Matthes introduced the
unprecedented round of hikes -- which ignore a
city utility surplus of over $144 million -- at the City Council's August 18 meeting.
This publication introduced the electric rate proposals in
part one.
Nicknamed "Matthes' Revenge," the rate increases have a disproportionate impact on the low, middle, and upper-middle income consumers who have opposed most of
the city manager's policy proposals since he took office in May 2011.

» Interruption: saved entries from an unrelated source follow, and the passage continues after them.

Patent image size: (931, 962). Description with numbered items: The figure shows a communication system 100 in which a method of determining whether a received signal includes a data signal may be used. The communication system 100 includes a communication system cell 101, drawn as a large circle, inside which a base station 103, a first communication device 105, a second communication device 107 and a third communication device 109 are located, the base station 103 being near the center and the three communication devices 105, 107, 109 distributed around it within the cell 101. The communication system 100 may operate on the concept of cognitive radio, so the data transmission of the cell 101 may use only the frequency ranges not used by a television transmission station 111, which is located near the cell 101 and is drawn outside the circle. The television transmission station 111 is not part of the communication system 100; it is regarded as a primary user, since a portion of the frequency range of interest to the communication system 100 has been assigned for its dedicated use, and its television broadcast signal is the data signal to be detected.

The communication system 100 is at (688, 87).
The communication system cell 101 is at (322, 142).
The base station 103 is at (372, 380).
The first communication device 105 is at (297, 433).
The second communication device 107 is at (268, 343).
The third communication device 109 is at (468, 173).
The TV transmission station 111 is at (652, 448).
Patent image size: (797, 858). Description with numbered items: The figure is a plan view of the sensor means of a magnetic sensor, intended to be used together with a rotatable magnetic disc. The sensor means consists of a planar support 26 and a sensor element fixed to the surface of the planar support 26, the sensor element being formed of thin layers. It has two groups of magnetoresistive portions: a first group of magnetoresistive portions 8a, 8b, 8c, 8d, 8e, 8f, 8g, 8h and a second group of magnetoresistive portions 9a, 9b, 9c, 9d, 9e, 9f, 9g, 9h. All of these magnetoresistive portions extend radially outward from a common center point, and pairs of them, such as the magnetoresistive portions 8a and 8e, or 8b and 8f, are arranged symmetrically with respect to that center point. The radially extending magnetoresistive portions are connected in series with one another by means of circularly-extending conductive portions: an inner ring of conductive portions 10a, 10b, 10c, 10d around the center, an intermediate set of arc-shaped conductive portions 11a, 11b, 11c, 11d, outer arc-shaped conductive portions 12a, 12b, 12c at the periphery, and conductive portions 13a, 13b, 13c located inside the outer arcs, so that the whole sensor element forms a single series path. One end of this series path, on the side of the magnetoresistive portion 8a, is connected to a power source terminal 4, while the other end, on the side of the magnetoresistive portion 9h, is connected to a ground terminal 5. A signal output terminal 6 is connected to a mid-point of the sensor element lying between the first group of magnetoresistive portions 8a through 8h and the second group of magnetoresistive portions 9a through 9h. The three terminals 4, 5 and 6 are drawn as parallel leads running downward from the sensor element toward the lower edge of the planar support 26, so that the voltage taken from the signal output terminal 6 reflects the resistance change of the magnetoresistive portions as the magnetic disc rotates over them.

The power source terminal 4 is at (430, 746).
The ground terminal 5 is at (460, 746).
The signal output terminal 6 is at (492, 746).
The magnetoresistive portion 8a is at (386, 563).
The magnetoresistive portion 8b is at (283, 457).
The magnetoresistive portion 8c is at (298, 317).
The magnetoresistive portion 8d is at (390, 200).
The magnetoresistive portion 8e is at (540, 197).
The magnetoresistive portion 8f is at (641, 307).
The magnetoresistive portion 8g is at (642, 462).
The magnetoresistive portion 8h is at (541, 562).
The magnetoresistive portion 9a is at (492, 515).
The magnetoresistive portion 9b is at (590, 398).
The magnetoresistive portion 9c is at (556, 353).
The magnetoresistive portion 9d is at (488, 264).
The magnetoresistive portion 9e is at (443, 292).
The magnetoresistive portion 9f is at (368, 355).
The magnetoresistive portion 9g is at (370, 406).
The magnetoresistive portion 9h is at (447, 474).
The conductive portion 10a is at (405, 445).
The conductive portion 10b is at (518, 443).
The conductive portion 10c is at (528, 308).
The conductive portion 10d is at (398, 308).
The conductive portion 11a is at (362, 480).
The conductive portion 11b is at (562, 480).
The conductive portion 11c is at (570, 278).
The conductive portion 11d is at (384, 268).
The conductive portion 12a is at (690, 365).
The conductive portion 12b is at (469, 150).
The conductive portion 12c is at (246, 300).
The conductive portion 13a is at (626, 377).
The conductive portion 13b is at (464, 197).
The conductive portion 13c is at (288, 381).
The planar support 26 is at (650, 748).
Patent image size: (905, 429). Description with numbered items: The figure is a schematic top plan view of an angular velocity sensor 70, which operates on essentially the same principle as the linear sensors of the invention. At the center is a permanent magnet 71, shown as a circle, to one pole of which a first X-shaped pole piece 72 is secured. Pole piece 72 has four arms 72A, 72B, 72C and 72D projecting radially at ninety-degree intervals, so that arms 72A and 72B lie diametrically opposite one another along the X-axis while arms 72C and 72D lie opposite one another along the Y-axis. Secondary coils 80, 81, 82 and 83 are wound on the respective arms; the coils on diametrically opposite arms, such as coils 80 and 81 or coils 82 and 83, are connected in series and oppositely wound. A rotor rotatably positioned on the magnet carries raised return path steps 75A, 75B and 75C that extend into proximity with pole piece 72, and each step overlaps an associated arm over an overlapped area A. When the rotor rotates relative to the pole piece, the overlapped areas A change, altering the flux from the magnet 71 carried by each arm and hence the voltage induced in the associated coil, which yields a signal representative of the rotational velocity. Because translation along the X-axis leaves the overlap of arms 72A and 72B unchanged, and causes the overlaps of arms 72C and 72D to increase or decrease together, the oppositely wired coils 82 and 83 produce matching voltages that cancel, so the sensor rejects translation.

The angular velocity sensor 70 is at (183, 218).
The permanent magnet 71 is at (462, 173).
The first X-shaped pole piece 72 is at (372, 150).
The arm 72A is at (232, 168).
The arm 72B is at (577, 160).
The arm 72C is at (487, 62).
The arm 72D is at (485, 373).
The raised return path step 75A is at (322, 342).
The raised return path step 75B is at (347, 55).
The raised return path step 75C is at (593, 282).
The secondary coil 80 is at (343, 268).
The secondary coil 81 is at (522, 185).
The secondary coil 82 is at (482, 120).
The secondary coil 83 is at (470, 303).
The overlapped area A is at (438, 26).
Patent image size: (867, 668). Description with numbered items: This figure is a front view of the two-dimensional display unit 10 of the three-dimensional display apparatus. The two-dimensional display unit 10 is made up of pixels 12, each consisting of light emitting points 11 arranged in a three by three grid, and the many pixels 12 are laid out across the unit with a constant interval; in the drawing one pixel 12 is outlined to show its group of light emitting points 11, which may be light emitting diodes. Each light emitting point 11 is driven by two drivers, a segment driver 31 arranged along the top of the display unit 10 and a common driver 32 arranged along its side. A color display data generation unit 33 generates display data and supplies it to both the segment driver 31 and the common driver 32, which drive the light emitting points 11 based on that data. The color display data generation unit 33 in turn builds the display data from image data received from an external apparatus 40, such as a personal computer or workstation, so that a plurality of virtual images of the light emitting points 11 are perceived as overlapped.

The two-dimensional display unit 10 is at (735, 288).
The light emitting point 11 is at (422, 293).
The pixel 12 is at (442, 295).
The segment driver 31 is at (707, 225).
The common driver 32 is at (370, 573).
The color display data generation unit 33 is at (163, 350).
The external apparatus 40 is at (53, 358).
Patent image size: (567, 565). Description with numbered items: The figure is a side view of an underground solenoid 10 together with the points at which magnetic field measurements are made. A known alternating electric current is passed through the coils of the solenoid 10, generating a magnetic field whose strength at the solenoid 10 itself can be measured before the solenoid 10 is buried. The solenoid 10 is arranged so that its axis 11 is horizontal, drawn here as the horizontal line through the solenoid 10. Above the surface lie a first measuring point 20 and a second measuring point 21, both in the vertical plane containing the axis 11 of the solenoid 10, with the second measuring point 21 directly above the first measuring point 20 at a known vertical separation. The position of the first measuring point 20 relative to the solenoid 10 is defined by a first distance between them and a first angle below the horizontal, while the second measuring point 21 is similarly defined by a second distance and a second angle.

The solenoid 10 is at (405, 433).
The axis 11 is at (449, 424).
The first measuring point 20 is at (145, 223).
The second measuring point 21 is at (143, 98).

"The bottom line is that residential customers will be charged
$100,000 more for electric service; small general service customers will be charged
$600,000 less; and industrial customers will be charged
$120,000 less," retired Columbia public works superintendent
Bill Weitkemper emailed local reporters and City Council members last week.
The figures represent the annual revenue difference between rates included in a 2012 "cost of service" study and increases Matthes recommends for each customer category, Weitkemper explained in a follow-up email. At the beginning of the present fiscal year, Columbia Water and Light serviced
40,897 residential,
5,436 small general service,
1,037 large general service and
36 industrial electric customers.
The electric rate hikes are especially egregious, Weitkemper notes, because the city's cost of service consultant,
Utility Financial Solutions of Holland, Michigan, recommended
significant increases for business and industry consumers in the 2012 study:
Residential customers: $8.45 to $14.40
Small General Service customers: $8.45 to $23.70Large General Service customers: $0 to $45.00
Industrial customers: $0 to $325.23But Matthes and his team "
did not follow the 2012 cost of service study," Weitkemper explained.
Instead, they want to drop the rate hikes for industrial customers
from $325.23 to $45, an 86% reduction; and small general service customers
from $23.70 to $14.60, a 38% reduction.
Meanwhile, residential customers are hit with a whopping
72% increase, regardless of usage. Matthes has proposed no change in a proposed hike for large general service customers.
The 2015 rate and fee increases follow dozens of similar hikes in recent years.
Mayor Bob McDavid presided over a
2% electric rate increase in 2010. Since taking office that same year, Dr. McDavid has approved rate and fee increases on virtually every city service while promoting the need for young workers, good jobs, and a low cost of living.
The rate and fee hikes have bulged city coffers enough that city administrators have proposed buying
"shovel ready" development land north of town and now,
the old Ameren site in Columbia's North Village Arts District.